Multi-Level Policy and Reward Reinforcement Learning for Image Captioning
Multi-Level Policy and Reward Reinforcement Learning for Image Captioning
Anan Liu, Ning Xu, Hanwang Zhang, Weizhi Nie, Yuting Su, Yongdong Zhang
Proceedings of the Twenty-Seventh International Joint Conference on Artificial Intelligence
Main track. Pages 821-827.
https://doi.org/10.24963/ijcai.2018/114
Image captioning is one of the most challenging
hallmark of AI, due to its complexity in visual and
natural language understanding. As it is essentially
a sequential prediction task, recent advances in image
captioning use Reinforcement Learning (RL) to
better explore the dynamics of word-by-word generation.
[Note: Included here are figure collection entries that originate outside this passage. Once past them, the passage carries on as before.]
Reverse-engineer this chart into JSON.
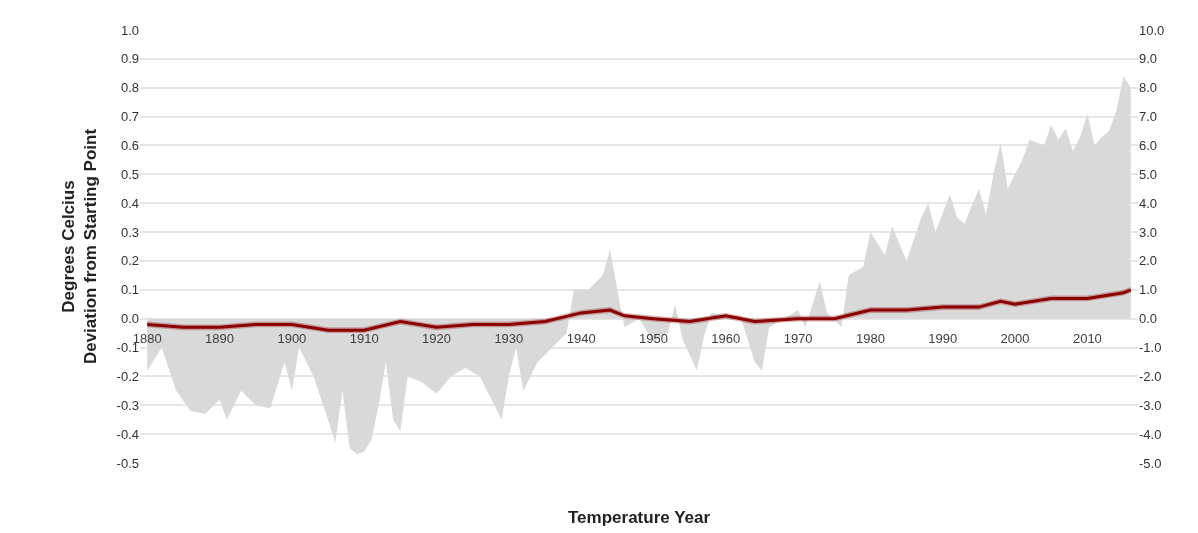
{
  "chart_data": {
    "type": "line",
    "xlabel": "Temperature Year",
    "ylabel": "Degrees Celcius\nDeviation from Starting Point",
    "xlim": [
      1879,
      2017
    ],
    "xticks": [
      1880,
      1890,
      1900,
      1910,
      1920,
      1930,
      1940,
      1950,
      1960,
      1970,
      1980,
      1990,
      2000,
      2010
    ],
    "ylim": [
      -0.5,
      1.0
    ],
    "yticks": [
      {
        "value": -0.5,
        "label": "-0.5"
      },
      {
        "value": -0.4,
        "label": "-0.4"
      },
      {
        "value": -0.3,
        "label": "-0.3"
      },
      {
        "value": -0.2,
        "label": "-0.2"
      },
      {
        "value": -0.1,
        "label": "-0.1"
      },
      {
        "value": 0,
        "label": "0.0"
      },
      {
        "value": 0.1,
        "label": "0.1"
      },
      {
        "value": 0.2,
        "label": "0.2"
      },
      {
        "value": 0.3,
        "label": "0.3"
      },
      {
        "value": 0.4,
        "label": "0.4"
      },
      {
        "value": 0.5,
        "label": "0.5"
      },
      {
        "value": 0.6,
        "label": "0.6"
      },
      {
        "value": 0.7,
        "label": "0.7"
      },
      {
        "value": 0.8,
        "label": "0.8"
      },
      {
        "value": 0.9,
        "label": "0.9"
      },
      {
        "value": 1.0,
        "label": "1.0"
      }
    ],
    "y2lim": [
      -5,
      10
    ],
    "y2ticks": [
      {
        "value": -5,
        "label": "-5.0"
      },
      {
        "value": -4,
        "label": "-4.0"
      },
      {
        "value": -3,
        "label": "-3.0"
      },
      {
        "value": -2,
        "label": "-2.0"
      },
      {
        "value": -1,
        "label": "-1.0"
      },
      {
        "value": 0,
        "label": "0.0"
      },
      {
        "value": 1,
        "label": "1.0"
      },
      {
        "value": 2,
        "label": "2.0"
      },
      {
        "value": 3,
        "label": "3.0"
      },
      {
        "value": 4,
        "label": "4.0"
      },
      {
        "value": 5,
        "label": "5.0"
      },
      {
        "value": 6,
        "label": "6.0"
      },
      {
        "value": 7,
        "label": "7.0"
      },
      {
        "value": 8,
        "label": "8.0"
      },
      {
        "value": 9,
        "label": "9.0"
      },
      {
        "value": 10,
        "label": "10.0"
      }
    ],
    "grid": "y",
    "marker": "none",
    "line_style": "solid",
    "series": [
      {
        "type": "area",
        "axis": "y2",
        "color": "#d9d9d9",
        "x": [
          1880,
          1882,
          1884,
          1886,
          1888,
          1890,
          1891,
          1893,
          1895,
          1897,
          1899,
          1900,
          1901,
          1903,
          1905,
          1906,
          1907,
          1908,
          1909,
          1910,
          1911,
          1912,
          1913,
          1914,
          1915,
          1916,
          1918,
          1920,
          1922,
          1924,
          1926,
          1928,
          1929,
          1930,
          1931,
          1932,
          1934,
          1936,
          1938,
          1939,
          1941,
          1943,
          1944,
          1945,
          1946,
          1948,
          1950,
          1952,
          1953,
          1954,
          1956,
          1957,
          1958,
          1960,
          1962,
          1964,
          1965,
          1966,
          1968,
          1970,
          1971,
          1973,
          1974,
          1976,
          1977,
          1979,
          1980,
          1982,
          1983,
          1985,
          1987,
          1988,
          1989,
          1991,
          1992,
          1993,
          1995,
          1996,
          1997,
          1998,
          1999,
          2001,
          2002,
          2004,
          2005,
          2006,
          2007,
          2008,
          2009,
          2010,
          2011,
          2012,
          2013,
          2014,
          2015,
          2016
        ],
        "values": [
          -1.8,
          -1.0,
          -2.5,
          -3.2,
          -3.3,
          -2.8,
          -3.5,
          -2.5,
          -3.0,
          -3.1,
          -1.5,
          -2.5,
          -1.0,
          -2.0,
          -3.5,
          -4.3,
          -2.5,
          -4.5,
          -4.7,
          -4.6,
          -4.2,
          -3.0,
          -1.5,
          -3.5,
          -3.9,
          -2.0,
          -2.2,
          -2.6,
          -2.0,
          -1.7,
          -2.0,
          -3.0,
          -3.5,
          -2.0,
          -1.0,
          -2.5,
          -1.5,
          -1.0,
          -0.5,
          1.0,
          1.0,
          1.5,
          2.4,
          1.0,
          -0.3,
          0.0,
          -0.8,
          -0.5,
          0.5,
          -0.7,
          -1.8,
          -0.6,
          0.2,
          0.1,
          0.1,
          -1.5,
          -1.8,
          -0.3,
          0.0,
          0.3,
          -0.3,
          1.3,
          0.2,
          -0.3,
          1.5,
          1.8,
          3.0,
          2.2,
          3.2,
          2.0,
          3.5,
          4.0,
          3.0,
          4.3,
          3.5,
          3.3,
          4.5,
          3.6,
          5.0,
          6.1,
          4.5,
          5.5,
          6.2,
          6.0,
          6.7,
          6.2,
          6.6,
          5.8,
          6.3,
          7.1,
          6.0,
          6.3,
          6.5,
          7.2,
          8.4,
          8.0
        ]
      },
      {
        "color": "#8b0000",
        "x": [
          1880,
          1885,
          1890,
          1895,
          1900,
          1905,
          1910,
          1915,
          1920,
          1925,
          1930,
          1935,
          1940,
          1944,
          1946,
          1950,
          1955,
          1960,
          1964,
          1970,
          1975,
          1980,
          1985,
          1990,
          1995,
          1998,
          2000,
          2005,
          2010,
          2015,
          2016
        ],
        "values": [
          -0.02,
          -0.03,
          -0.03,
          -0.02,
          -0.02,
          -0.04,
          -0.04,
          -0.01,
          -0.03,
          -0.02,
          -0.02,
          -0.01,
          0.02,
          0.03,
          0.01,
          0.0,
          -0.01,
          0.01,
          -0.01,
          0.0,
          0.0,
          0.03,
          0.03,
          0.04,
          0.04,
          0.06,
          0.05,
          0.07,
          0.07,
          0.09,
          0.1
        ],
        "lower": [
          -0.03,
          -0.04,
          -0.04,
          -0.03,
          -0.03,
          -0.05,
          -0.05,
          -0.02,
          -0.04,
          -0.03,
          -0.03,
          -0.02,
          0.01,
          0.02,
          0.0,
          -0.01,
          -0.02,
          0.0,
          -0.02,
          -0.01,
          -0.01,
          0.02,
          0.02,
          0.03,
          0.03,
          0.05,
          0.04,
          0.06,
          0.06,
          0.08,
          0.09
        ],
        "upper": [
          -0.01,
          -0.02,
          -0.02,
          -0.01,
          -0.01,
          -0.03,
          -0.03,
          0.0,
          -0.02,
          -0.01,
          -0.01,
          0.0,
          0.03,
          0.04,
          0.02,
          0.01,
          0.0,
          0.02,
          0.0,
          0.01,
          0.01,
          0.04,
          0.04,
          0.05,
          0.05,
          0.07,
          0.06,
          0.08,
          0.08,
          0.1,
          0.11
        ]
      }
    ]
  }
}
However, existing RL-based image captioning
methods mainly rely on a single policy network
and reward function that does not well fit the
multi-level (word and sentence) and multi-modal
(vision and language) nature of the task. To this
end, we propose a novel multi-level policy and reward
RL framework for image captioning. It contains
two modules: 1) Multi-Level Policy Network
that can adaptively fuse the word-level policy and
the sentence-level policy for the word generation;
and 2) Multi-Level Reward Function that collaboratively
leverages both vision-language reward and
language-language reward to guide the policy. Further,
we propose a guidance term to bridge the policy
and the reward for RL optimization. Extensive
experiments and analysis on MSCOCO and Flickr30k
show that the proposed framework can achieve
competing performances with respect to different
evaluation metrics.
Keywords:
Computer Vision: Recognition: Detection, Categorization, Indexing, Matching, Retrieval, Semantic Interpretation
Computer Vision: Language and Vision